Mind shifts must take place in order for new curriculum to be effectively implemented. Educators must develop a plan, refer back to the plan over a long period of time, and also reflect on the plan once it is implemented. Twenty-first century curriculum must include the following:
- Creativity and Innovation
- Critical Thinking and Problem Solving
- Communication and Collaboration
There are three mindshifts that (Costa & Kallick, 2010) focus on:
- FROM knowing right answers TO knowing how to behave when answers are not readily apparent.
- FROM transmitting meaning TO constructing meaning.
- FROM external evaluation TO self-assessment.

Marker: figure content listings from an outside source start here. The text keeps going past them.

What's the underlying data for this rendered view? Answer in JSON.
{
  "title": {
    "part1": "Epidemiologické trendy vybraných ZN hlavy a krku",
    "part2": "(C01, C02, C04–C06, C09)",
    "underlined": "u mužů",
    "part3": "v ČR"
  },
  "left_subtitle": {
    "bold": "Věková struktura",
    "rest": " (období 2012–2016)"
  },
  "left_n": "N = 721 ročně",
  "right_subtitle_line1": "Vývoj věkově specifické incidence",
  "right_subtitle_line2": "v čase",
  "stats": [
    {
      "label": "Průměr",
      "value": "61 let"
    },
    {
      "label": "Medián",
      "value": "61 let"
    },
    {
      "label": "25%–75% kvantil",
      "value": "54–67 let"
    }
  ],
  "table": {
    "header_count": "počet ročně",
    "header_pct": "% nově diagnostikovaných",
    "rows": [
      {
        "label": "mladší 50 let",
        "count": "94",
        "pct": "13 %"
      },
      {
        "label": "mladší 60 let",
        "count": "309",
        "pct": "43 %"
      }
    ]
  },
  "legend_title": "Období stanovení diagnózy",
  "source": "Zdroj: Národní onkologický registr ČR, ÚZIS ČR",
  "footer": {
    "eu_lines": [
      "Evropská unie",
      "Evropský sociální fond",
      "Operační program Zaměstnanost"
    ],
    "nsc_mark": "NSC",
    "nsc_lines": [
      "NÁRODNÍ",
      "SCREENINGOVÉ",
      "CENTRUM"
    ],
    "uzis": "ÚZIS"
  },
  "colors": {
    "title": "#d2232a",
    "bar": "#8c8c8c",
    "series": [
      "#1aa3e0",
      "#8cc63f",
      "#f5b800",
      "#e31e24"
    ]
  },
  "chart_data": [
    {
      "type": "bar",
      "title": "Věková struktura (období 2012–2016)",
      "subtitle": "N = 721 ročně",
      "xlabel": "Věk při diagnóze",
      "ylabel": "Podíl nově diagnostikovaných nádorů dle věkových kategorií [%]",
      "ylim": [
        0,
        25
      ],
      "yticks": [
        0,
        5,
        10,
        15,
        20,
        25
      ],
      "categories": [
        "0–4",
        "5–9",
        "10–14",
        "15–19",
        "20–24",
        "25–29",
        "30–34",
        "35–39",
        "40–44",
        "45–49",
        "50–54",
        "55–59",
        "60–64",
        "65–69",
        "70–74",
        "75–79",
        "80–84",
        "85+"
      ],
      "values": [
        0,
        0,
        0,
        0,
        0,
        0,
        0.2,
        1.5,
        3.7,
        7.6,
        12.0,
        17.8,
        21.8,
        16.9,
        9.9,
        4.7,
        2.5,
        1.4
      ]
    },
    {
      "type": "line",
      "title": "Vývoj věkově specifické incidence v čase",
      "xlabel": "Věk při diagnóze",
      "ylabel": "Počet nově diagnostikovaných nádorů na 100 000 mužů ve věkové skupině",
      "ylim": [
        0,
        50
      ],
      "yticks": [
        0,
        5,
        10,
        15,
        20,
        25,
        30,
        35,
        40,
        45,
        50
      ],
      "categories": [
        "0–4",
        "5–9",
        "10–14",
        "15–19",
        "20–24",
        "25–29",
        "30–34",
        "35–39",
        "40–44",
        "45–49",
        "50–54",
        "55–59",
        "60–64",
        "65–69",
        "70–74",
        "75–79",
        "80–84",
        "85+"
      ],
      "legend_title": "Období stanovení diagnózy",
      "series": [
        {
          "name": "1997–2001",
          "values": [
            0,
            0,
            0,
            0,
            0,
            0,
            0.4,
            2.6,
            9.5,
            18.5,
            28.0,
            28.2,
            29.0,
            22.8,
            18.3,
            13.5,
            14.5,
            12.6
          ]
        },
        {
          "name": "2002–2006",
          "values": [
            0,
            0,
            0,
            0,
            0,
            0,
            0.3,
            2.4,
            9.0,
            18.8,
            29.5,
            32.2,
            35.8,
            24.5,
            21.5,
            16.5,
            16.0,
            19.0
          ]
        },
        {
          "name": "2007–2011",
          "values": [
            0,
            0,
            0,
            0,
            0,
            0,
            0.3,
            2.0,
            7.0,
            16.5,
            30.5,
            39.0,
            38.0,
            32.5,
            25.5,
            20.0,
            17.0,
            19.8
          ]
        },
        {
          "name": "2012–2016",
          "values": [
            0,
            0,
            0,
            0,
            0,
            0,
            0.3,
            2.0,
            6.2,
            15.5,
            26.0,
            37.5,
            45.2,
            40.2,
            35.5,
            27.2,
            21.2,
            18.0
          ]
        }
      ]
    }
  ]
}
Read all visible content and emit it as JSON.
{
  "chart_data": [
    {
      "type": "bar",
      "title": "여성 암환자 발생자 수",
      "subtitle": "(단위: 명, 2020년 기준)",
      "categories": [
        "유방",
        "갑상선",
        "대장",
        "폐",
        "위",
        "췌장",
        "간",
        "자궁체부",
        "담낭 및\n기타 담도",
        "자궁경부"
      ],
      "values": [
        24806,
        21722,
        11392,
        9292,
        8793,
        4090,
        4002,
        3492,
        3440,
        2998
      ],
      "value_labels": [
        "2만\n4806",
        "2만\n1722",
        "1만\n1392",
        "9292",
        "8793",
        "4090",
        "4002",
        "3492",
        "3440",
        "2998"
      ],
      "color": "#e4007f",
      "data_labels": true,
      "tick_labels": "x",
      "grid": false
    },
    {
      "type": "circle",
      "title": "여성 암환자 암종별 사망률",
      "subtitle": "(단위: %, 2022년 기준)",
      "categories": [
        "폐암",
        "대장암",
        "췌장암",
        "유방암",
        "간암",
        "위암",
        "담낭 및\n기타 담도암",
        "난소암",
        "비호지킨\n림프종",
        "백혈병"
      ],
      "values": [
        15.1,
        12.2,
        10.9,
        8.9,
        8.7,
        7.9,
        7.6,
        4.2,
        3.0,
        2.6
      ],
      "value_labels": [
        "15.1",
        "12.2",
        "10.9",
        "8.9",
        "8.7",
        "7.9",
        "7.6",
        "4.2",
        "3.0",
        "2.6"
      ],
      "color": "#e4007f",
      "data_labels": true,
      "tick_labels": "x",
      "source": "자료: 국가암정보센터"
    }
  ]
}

I found this book to be extremely eye-opening and very relevant to my own classroom. This book focused on a variety of trends and issues that are developing because of the evolution of technology. One of the first topics the book focuses on is curriculum revision. At my school, we have a group of teachers that are on our Instructional Leadership Team. There is one teacher from each subject and grade level who participate on this team. This team meets several times a month outside of school to analyze data and to focus on revising assessments. These people then share this information with their curriculum areas. I feel like the Instructional Leadership Team at my school is very similar to the Curriculum 21 Team that is mentioned in the book.
I also enjoyed this book because it was very content specific. Therefore, as a social studies teacher, I dived a little deeper into the sections based on my subject area. I may be biased but I feel like the most important topics throughout the book were focused on global connections. "Our national goal should be that all students must graduate from high school college-ready and globally competent, prepared to compete, connect, and cooperate with their peers around the world" (Stewart, 2010, p.101). Students must be globally competent. Students must have:
- Knowledge of other world regions, cultures, economies, and global issues
- Skills to communicate in languages other than English, to work in cross-cultural teams, and to assess information from different sources around the world
- Values of respect for other cultures and the dispositions to engage responsibility as an actor in the global context.
While earning my M.Ed., I took a course on multiculturalism. I truly believe it was one of the most important classes I have ever taken. It opened my eyes to ways in which I can make my students become better citizens and prepare them to be leaders in not only our nation but also around the world.